There were shortcomings in information operations, civil affairs, civic action,
cultural awareness and intelligence, said Scales. The United States has “great
technical intelligence,” but for the wrong enemy, he said.
“Success in this phase [stability operations] rests in the ability of
leaders to think and adapt faster than the enemy, and [in the ability of] soldiers
to thrive in an environment of uncertainty, ambiguity and unfamiliarity,”
he explained.
The military has to develop an exceptional ability to understand people, their
culture and their motivations, he added.
Therefore, tactical intelligence operations need to be transformed from technology-centered
to human-centered efforts, Scales asserted.

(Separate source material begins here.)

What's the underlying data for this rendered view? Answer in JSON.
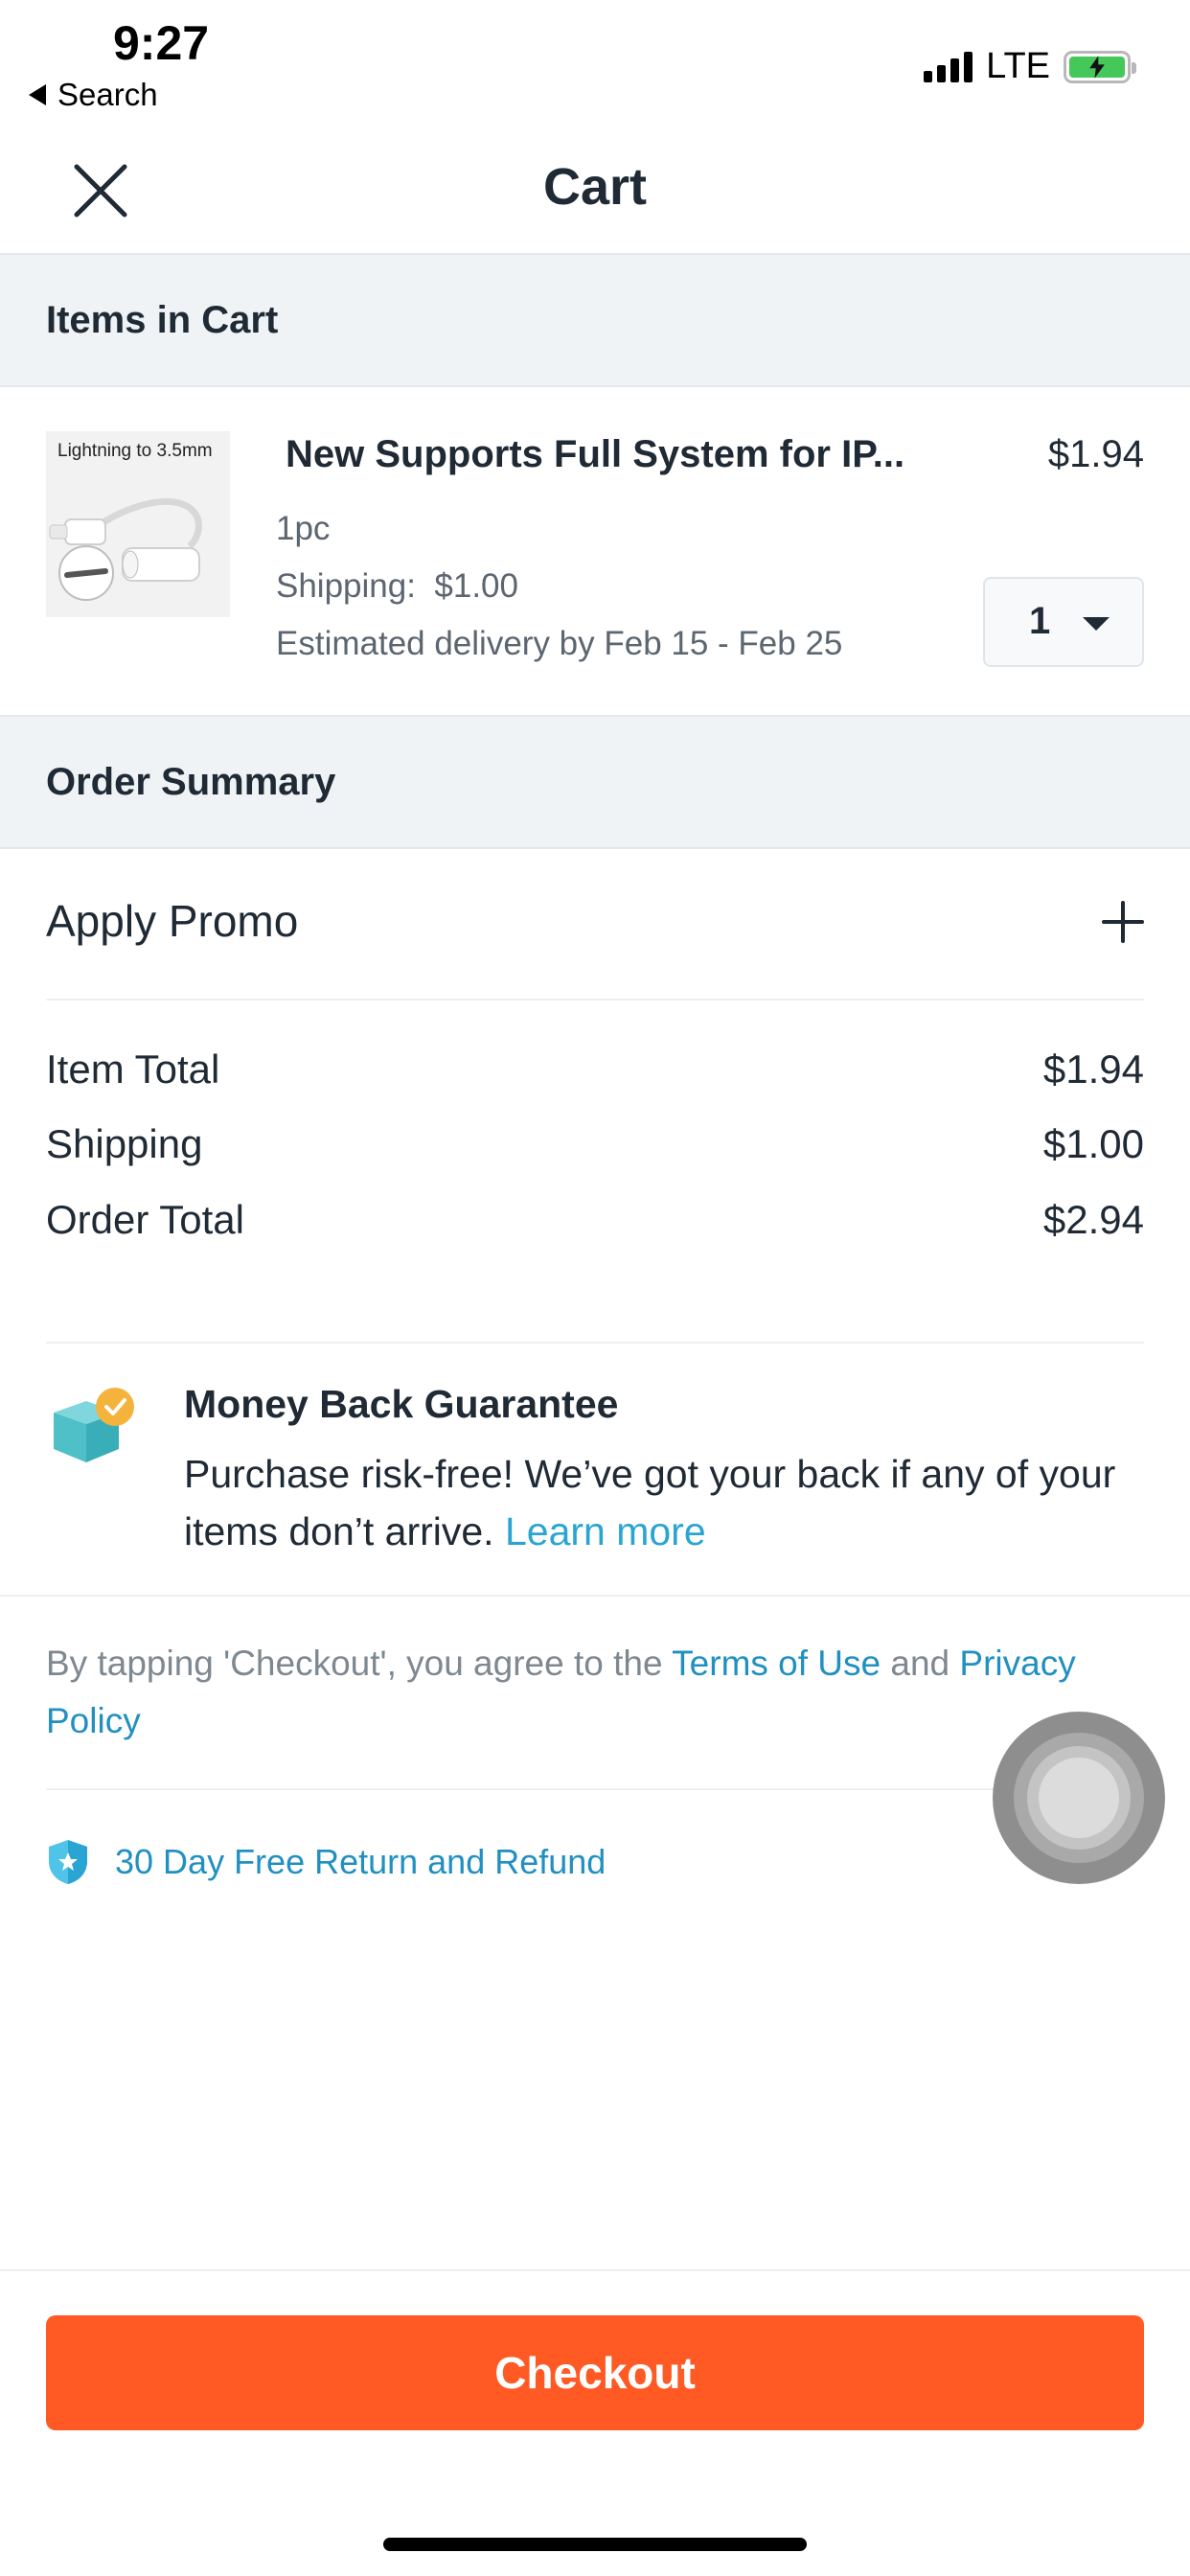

“When the kinetic phase of the war ended, soldiers and Marines found
themselves immersed in an alien culture unable to differentiate friend from
foe,” he said. “The military possesses the technological means to
conduct net-centric warfare, but it lacks the intellectual acumen to conduct
culture-centric warfare.”
The Army would benefit from developing a cadre of so-called global scouts—”officers
and non-commissioned officers, well educated, with a penchant for language and
comfort with strange and distant places,” Scales explained. “These
soldiers must be given time to immerse themselves in a single culture and to
establish trust.”
A greater focus on cultural awareness, he cautioned, also will require adequate
resources.
“We are a country that spent billions to gain a few additional meters
of precision, a few knots of speed or bits of bandwidth,” he added. “Some
of that money might better be spent in proving on how well our military thinks
and studies war. War is a thinking man’s game.”